J.D. Terry, Esq./Safety Director, Warrior Investment Co., Inc., 218 Highway 195, Jasper, AL  35503

 

/db



[1] Weekly’s inspection additionally resulted in the issuance of Citation No. 8529309, the citation the parties settled.

[2] Gunroe still had a knot in his arm at the time of hearing, but suffered no permanent damage to his arm, regaining full use of it. He was unable to work in the mine for a month after the accident, during which time he sat in the mine office or received physical therapy.
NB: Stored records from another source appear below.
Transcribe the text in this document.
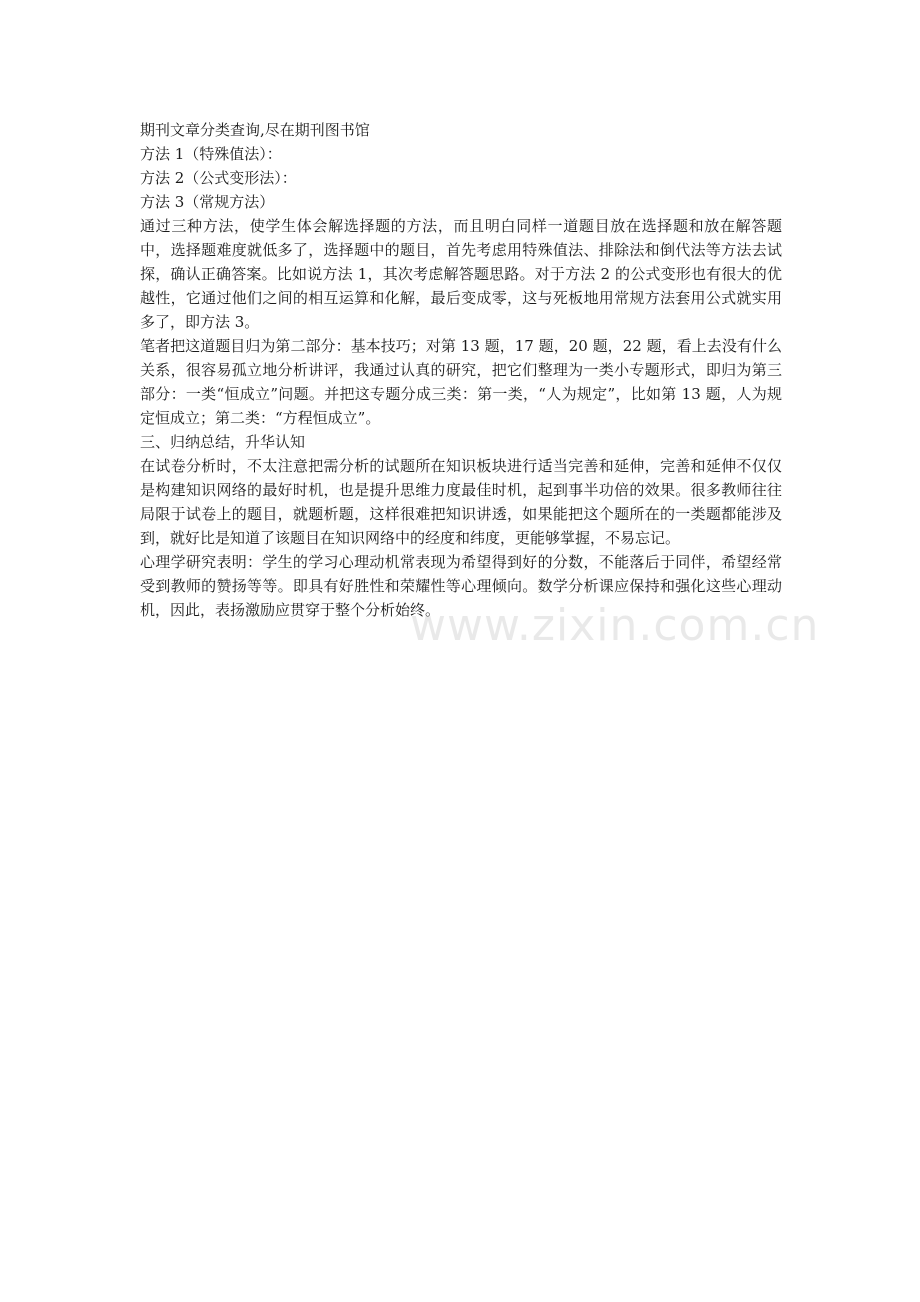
期刊文章分类查询,尽在期刊图书馆

方法 1（特殊值法）：

方法 2（公式变形法）：

方法 3（常规方法）

通过三种方法，使学生体会解选择题的方法，而且明白同样一道题目放在选择题和放在解答题中，选择题难度就低多了，选择题中的题目，首先考虑用特殊值法、排除法和倒代法等方法去试探，确认正确答案。比如说方法 1，其次考虑解答题思路。对于方法 2 的公式变形也有很大的优越性，它通过他们之间的相互运算和化解，最后变成零，这与死板地用常规方法套用公式就实用多了，即方法 3。

笔者把这道题目归为第二部分：基本技巧；对第 13 题，17 题，20 题，22 题，看上去没有什么关系，很容易孤立地分析讲评，我通过认真的研究，把它们整理为一类小专题形式，即归为第三部分：一类“恒成立”问题。并把这专题分成三类：第一类，“人为规定”，比如第 13 题，人为规定恒成立；第二类：“方程恒成立”。

三、归纳总结，升华认知

在试卷分析时，不太注意把需分析的试题所在知识板块进行适当完善和延伸，完善和延伸不仅仅是构建知识网络的最好时机，也是提升思维力度最佳时机，起到事半功倍的效果。很多教师往往局限于试卷上的题目，就题析题，这样很难把知识讲透，如果能把这个题所在的一类题都能涉及到，就好比是知道了该题目在知识网络中的经度和纬度，更能够掌握，不易忘记。

心理学研究表明：学生的学习心理动机常表现为希望得到好的分数，不能落后于同伴，希望经常受到教师的赞扬等等。即具有好胜性和荣耀性等心理倾向。数学分析课应保持和强化这些心理动机，因此，表扬激励应贯穿于整个分析始终。

www.zixin.com.cn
Tr. 55-56.

[3] Although Walker Stone concerns 30 C.F.R §56.14105, the metal nonmetal standard pertaining to procedures used during repairs or maintenance of machinery or equipment, the Commission’s holdings regarding interpretation of section 56.14105 and the meaning of “repair” and maintenance apply equally to similarly worded section 75.1725(c).

[4] Weekly reached the conclusion that Gunroe knew what he was doing was wrong based on Gunroe’s experience, training, and position. Tr. 136-137.

[5] Payment shall be sent to: MINE SAFETY AND HEALTH ADMINISTRATION, U.S. DEPARTMENT OF LABOR, PAYMENT OFFICE, BOX 790390, ST. LOUIS, MO 63179-0390.

[6] This decision was prepared by Commission Intern Cole Stevens.